In 2009 the world was first exposed to RuPaul’s Drag Race on the small queer TV channel, Logo. The first season of the show introduced many to the world of drag and opened up the first conversations about the queer community, by the queer community and for the queer community on television. Not only did the show create a unique space for gay people, but it also did so with the gay viewer in mind. Essentially, Drag Race was not a show intended for the heterosexual majority. In 2009 this was monumental and something entirely new. In 2021 however, the show is not what it used to be, far more mainstream and commercialised on VH1, Drag Race is not the footnote in television that it once was. With more fame has come far more criticism too, with RuPaul and the lack of representation of some communities at the forefront of this critique.

In a 2018 article with The Guardian, RuPaul stated he would not allow a transwoman to compete on the show if she had undergone any gender-confirming surgeries such as breast augmentation. His rationale behind this was that a transwoman with breast augmentation had an unfair advantage on the show and likened it to an Olympic athlete taking performance-enhancing drugs. It was understood by many that this also meant AFAB (assigned female at birth) queens were excluded from the show too. The entire culture of drag that Drag Race lends from originated with gay men and transwomen of colour in the urban centres of the United States so to exclude a significant sector of that community from the greatest queer stage on television feels deeply reductive and prejudiced.

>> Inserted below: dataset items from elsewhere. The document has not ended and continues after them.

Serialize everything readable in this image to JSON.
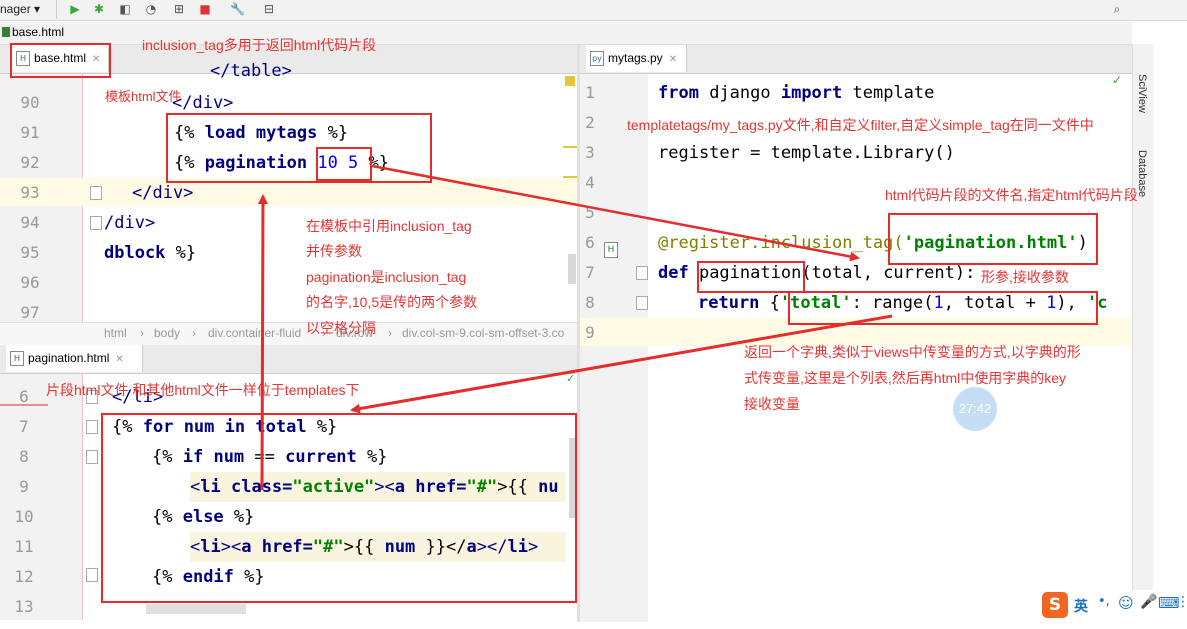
{
  "toolbar": {
    "config_label": "nager",
    "icons": [
      "run-icon",
      "debug-icon",
      "coverage-icon",
      "profile-icon",
      "concurrency-icon",
      "stop-icon",
      "wrench-icon",
      "structure-icon",
      "search-icon"
    ]
  },
  "nav_crumb": "base.html",
  "tabs": {
    "left_top": "base.html",
    "left_bottom": "pagination.html",
    "right": "mytags.py"
  },
  "base_editor": {
    "line_numbers": [
      "90",
      "91",
      "92",
      "93",
      "94",
      "95",
      "96",
      "97"
    ],
    "lines": {
      "l89": "</table>",
      "l90": "</div>",
      "l91_a": "{% ",
      "l91_b": "load",
      "l91_c": " ",
      "l91_d": "mytags",
      "l91_e": " %}",
      "l92_a": "{% ",
      "l92_b": "pagination",
      "l92_c": " ",
      "l92_d": "10 5",
      "l92_e": " %}",
      "l93": "</div>",
      "l94": "/div>",
      "l95_a": "dblock",
      "l95_b": " %}"
    },
    "breadcrumb": [
      "html",
      "body",
      "div.container-fluid",
      "div.row",
      "div.col-sm-9.col-sm-offset-3.co"
    ]
  },
  "pagination_editor": {
    "line_numbers": [
      "6",
      "7",
      "8",
      "9",
      "10",
      "11",
      "12",
      "13"
    ],
    "lines": {
      "l6": "</li>",
      "l7_a": "{% ",
      "l7_b": "for",
      "l7_c": " ",
      "l7_d": "num",
      "l7_e": " ",
      "l7_f": "in",
      "l7_g": " ",
      "l7_h": "total",
      "l7_i": " %}",
      "l8_a": "{% ",
      "l8_b": "if",
      "l8_c": " ",
      "l8_d": "num",
      "l8_e": " == ",
      "l8_f": "current",
      "l8_g": " %}",
      "l9_a": "<",
      "l9_b": "li",
      "l9_c": " ",
      "l9_d": "class=",
      "l9_e": "\"active\"",
      "l9_f": "><",
      "l9_g": "a",
      "l9_h": " ",
      "l9_i": "href=",
      "l9_j": "\"#\"",
      "l9_k": ">{{ ",
      "l9_l": "nu",
      "l10_a": "{% ",
      "l10_b": "else",
      "l10_c": " %}",
      "l11_a": "<",
      "l11_b": "li",
      "l11_c": "><",
      "l11_d": "a",
      "l11_e": " ",
      "l11_f": "href=",
      "l11_g": "\"#\"",
      "l11_h": ">{{ ",
      "l11_i": "num",
      "l11_j": " }}</",
      "l11_k": "a",
      "l11_l": "></",
      "l11_m": "li",
      "l11_n": ">",
      "l12_a": "{% ",
      "l12_b": "endif",
      "l12_c": " %}"
    }
  },
  "mytags_editor": {
    "line_numbers": [
      "1",
      "2",
      "3",
      "4",
      "5",
      "6",
      "7",
      "8",
      "9"
    ],
    "lines": {
      "l1_a": "from",
      "l1_b": " django ",
      "l1_c": "import",
      "l1_d": " template",
      "l3": "register = template.Library()",
      "l6_a": "@register.inclusion_tag(",
      "l6_b": "'pagination.html'",
      "l6_c": ")",
      "l7_a": "def",
      "l7_b": " pagination",
      "l7_c": "(total, current):",
      "l8_a": "return",
      "l8_b": " {",
      "l8_c": "'total'",
      "l8_d": ": range(",
      "l8_e": "1",
      "l8_f": ", total + ",
      "l8_g": "1",
      "l8_h": "), ",
      "l8_i": "'c"
    }
  },
  "sidebar": {
    "sciview": "SciView",
    "database": "Database"
  },
  "annotations": {
    "a1": "inclusion_tag多用于返回html代码片段",
    "a2": "模板html文件",
    "a3": "templatetags/my_tags.py文件,和自定义filter,自定义simple_tag在同一文件中",
    "a4": "html代码片段的文件名,指定html代码片段",
    "a5": "在模板中引用inclusion_tag",
    "a6": "并传参数",
    "a7": "pagination是inclusion_tag",
    "a8": "的名字,10,5是传的两个参数",
    "a9": "以空格分隔",
    "a10": "形参,接收参数",
    "a11": "返回一个字典,类似于views中传变量的方式,以字典的形",
    "a12": "式传变量,这里是个列表,然后再html中使用字典的key",
    "a13": "接收变量",
    "a14": "片段html文件 和其他html文件一样位于templates下"
  },
  "clock": "27:42",
  "ime": {
    "logo": "S",
    "lang": "英"
  },
  "colors": {
    "annotation": "#e53535",
    "keyword": "#000080",
    "string": "#008000",
    "number": "#0000ff"
  }
}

With this in mind, there has now been openly transwomen to compete on the show (be it returning queens on All-Stars who originally competed before coming out). There has even been a trans winner with Kylie Sonique Love who won the most recent season of All-Stars. Further, with the presence of Victoria Scone, an AFAB queen on Drag Race UK Season 3, the tide does seem to be changing. It does stand to say that perhaps this is a change too late in the game, both Kylie and Victoria made their monumental marks on the show’s canon in 2021, 4 years after RuPaul’s inflammatory remarks about the “fairness” of transwomen (and by assumed extension AFAB) queens.

Right to Left: Kyle Sonique Love, a contestant on season 2 of Drag Race and winner of season 6 of All-Stars. Victoria Scone, contestant of UK Drag Race season 3.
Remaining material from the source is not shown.